D'autant que le début d'année en cours n'est pas très favorable à l'image de l'ensemble de l'économie touchée par les deuxième et troisième vagues de la pandémie.

"On a un début d'année qui est plus difficile que ce qu'on pensait, estime le PDG d'Airbus. On a des perspectives moyen long terme qui sont en train de s'améliorer et 2021 est l'année au milieu de ces deux tendances contradictoires."

Des perspectives de long terme très variables selon les régions. Ainsi, le patron d'Aéroports de Paris ne s'attend pas à un retour à un trafic normal en Europe avant 2027.

"La situation est très variable selon les zones du monde et l'Europe est clairement la zone la plus impactée, déplore Guillaume Faury. Les mesures prises de façon assez décoordonées entre les gouvernements rendent le trafic aérien quasiment impossible. L'impact économique et la dévastatation du paysage aérien en Europe est vraiment très sévère par rapport au reste du monde."

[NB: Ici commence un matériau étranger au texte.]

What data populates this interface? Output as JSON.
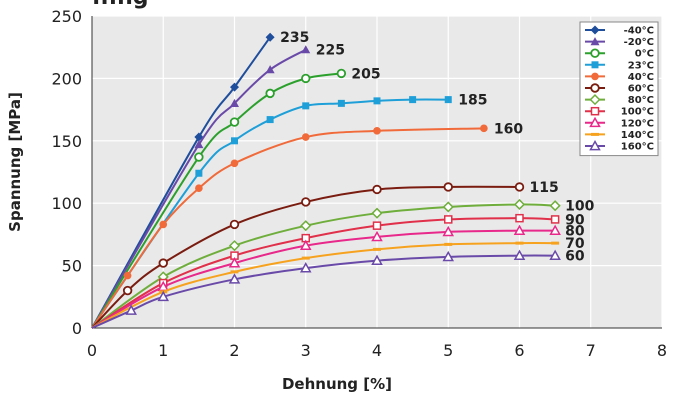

Le patron d'Airbus indique ainsi que le groupe va continuer son internationalisation. L'avionneur qui a ouvert une ligne d'assemblage pour son petit porteur A220 aux Etats-Unis veut continuer à déployer ses chaînes de production dans le monde, notamment en Amérique et en Chine.

"Mais ça ne se fera pas au détriment de l'Europe", tient cependant à rassurer le patron d'Airbus.